Human Behavior, National Security, the Arts Explored in 2006-07 Lawrence University Convocation Series

An award-winning researcher on stress, an expert on national security strategy, a theatre executive and an acclaimed social commentator will join Lawrence University President Jill Beck on the college’s 2006-07 convocation series.

Beck will kick off the series Thursday, Sept. 21 with her annual matriculation address, officially opening the college’s 157th academic year. All convocations are held in the Lawrence Memorial Chapel beginning at 11:10 a.m. and are free and open to the public.

Robert Sapolsky, a biologist, neuroscientist, nature writer and Stanford University professor will speak Tuesday, Nov. 7. Since graduating from Harvard in the mid-1970s, Sapolsky has divided his time between field work in Kenya, where he has lived with a group of baboons and highly technical neurological research in the laboratory. His expertise spans pecking orders in primate societies — human as well as baboon — as well as understanding how neurotransmitters function under stress.
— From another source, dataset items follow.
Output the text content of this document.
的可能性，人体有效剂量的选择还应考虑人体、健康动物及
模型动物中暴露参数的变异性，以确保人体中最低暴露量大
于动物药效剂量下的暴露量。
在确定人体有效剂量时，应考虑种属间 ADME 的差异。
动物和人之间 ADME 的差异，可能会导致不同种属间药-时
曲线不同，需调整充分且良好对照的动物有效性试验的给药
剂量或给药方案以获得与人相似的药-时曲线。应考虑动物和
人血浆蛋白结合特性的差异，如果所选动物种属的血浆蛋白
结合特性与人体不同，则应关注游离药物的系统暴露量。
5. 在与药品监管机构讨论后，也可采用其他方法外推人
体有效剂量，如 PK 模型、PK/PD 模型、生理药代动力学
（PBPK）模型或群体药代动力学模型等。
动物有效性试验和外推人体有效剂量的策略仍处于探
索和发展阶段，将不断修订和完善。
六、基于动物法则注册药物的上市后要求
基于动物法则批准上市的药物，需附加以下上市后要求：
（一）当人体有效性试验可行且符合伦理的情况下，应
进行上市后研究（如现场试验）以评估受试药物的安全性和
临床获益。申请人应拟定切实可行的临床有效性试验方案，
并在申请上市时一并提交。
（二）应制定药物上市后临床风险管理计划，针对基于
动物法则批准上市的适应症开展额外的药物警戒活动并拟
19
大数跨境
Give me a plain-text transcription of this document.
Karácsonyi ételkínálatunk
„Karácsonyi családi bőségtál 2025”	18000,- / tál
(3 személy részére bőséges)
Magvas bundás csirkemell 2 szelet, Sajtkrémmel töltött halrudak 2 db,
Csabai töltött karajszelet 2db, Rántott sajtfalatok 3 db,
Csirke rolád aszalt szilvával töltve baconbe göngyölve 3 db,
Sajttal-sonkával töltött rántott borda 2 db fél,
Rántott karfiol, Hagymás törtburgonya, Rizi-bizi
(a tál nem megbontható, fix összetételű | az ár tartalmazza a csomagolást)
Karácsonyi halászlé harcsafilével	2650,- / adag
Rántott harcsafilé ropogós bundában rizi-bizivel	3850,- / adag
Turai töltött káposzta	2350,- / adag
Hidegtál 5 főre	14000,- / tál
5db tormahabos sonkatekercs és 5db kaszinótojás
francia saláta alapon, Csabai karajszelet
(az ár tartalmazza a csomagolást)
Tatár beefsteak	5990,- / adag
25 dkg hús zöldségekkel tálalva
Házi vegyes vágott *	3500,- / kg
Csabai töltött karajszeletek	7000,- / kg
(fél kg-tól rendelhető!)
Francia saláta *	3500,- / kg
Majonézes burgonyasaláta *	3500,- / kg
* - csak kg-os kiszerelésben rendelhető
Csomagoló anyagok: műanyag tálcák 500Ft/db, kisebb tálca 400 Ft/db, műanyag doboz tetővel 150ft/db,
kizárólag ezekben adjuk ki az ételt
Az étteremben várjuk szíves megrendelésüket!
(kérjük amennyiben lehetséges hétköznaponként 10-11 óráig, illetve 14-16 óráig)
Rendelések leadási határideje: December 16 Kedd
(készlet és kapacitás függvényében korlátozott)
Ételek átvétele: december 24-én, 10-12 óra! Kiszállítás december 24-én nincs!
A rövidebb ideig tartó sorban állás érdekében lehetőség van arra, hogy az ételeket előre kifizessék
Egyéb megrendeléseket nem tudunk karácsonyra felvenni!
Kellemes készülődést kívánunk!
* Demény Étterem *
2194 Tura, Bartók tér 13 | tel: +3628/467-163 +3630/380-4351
He is the author of several well-received books, including “A Primate’s Memoir,” which details his more than 20 years’ work as a field biologist, “Why Zebras Don’t Get Ulcers,” a primer on stress and stress-related disease and “The Trouble with Testosterone,” a collection of provocative essays on relationships between biology and human behavior.

Juliette Kayyem, a specialist on counterterrorism, homeland security and law enforcement, visits the campus Tuesday, Feb. 6. A lecturer in public policy at Harvard University’s Kennedy School of Government, Kayyem spent two years as a congressional appointment on the National Commission on Terrorism, a federally-mandated review of how the government could better prepare for growing terrorist threats. She previously served as a legal advisor to former Attorney General Janet Reno, focusing on a variety of national security and terrorism cases. She is the co-author of the 2005 book “Preserving Liberty in an Age of Terror” and the co-editor of 2003’s “First to Arrive: State and Local Response to Terrorism.” Kayyem serves as a national security analyst for NBC News.

Ted Chapin, president and executive director of New York City’s Rodgers & Hammerstein Organization, will speak Tuesday, April 17. Chapin, who attended Lawrence in the early 1970s, oversees all the divisions within R&H, including Williamson Music, the Irving Berlin Music Company, R&H Theatricals and the R&H Concert Library. As a 20-year-old college student, Chapin served as a “go-fer” on the set of the Stephen Sondheim Broadway musical “Follies.” He kept a diary of his experiences as an insider and 30 years later used that diary as the basis for the book “Everything Was Possible: The Birth of the Musical ‘Follies.’” He has served as chairman of the Advisory Committee for New York City Center’s “Encores! Great American Musicals in Concert” series since its inception and is currently a member of the Tony Administration Committee.

Author and social commentator Susan Faludi will be featured at the annual honors convocation on Tuesday, May 22. The recipient of a Pulitzer Prize in 1991 while working as a reporter for The Wall Street Journal, Faludi earned national attention for the best-selling book “Backlash: The Undeclared War Against American Women,” which examined the attacks endured by women in the wake of the feminist movement of the 1970s. The book earned Faludi the 1992 National Book Critics Circle Award. In 1991, she followed up with an analysis of the forces that shape the lives and attitudes of men in another ground-breaking book, “Stiffed: The Betrayal of the American Man.”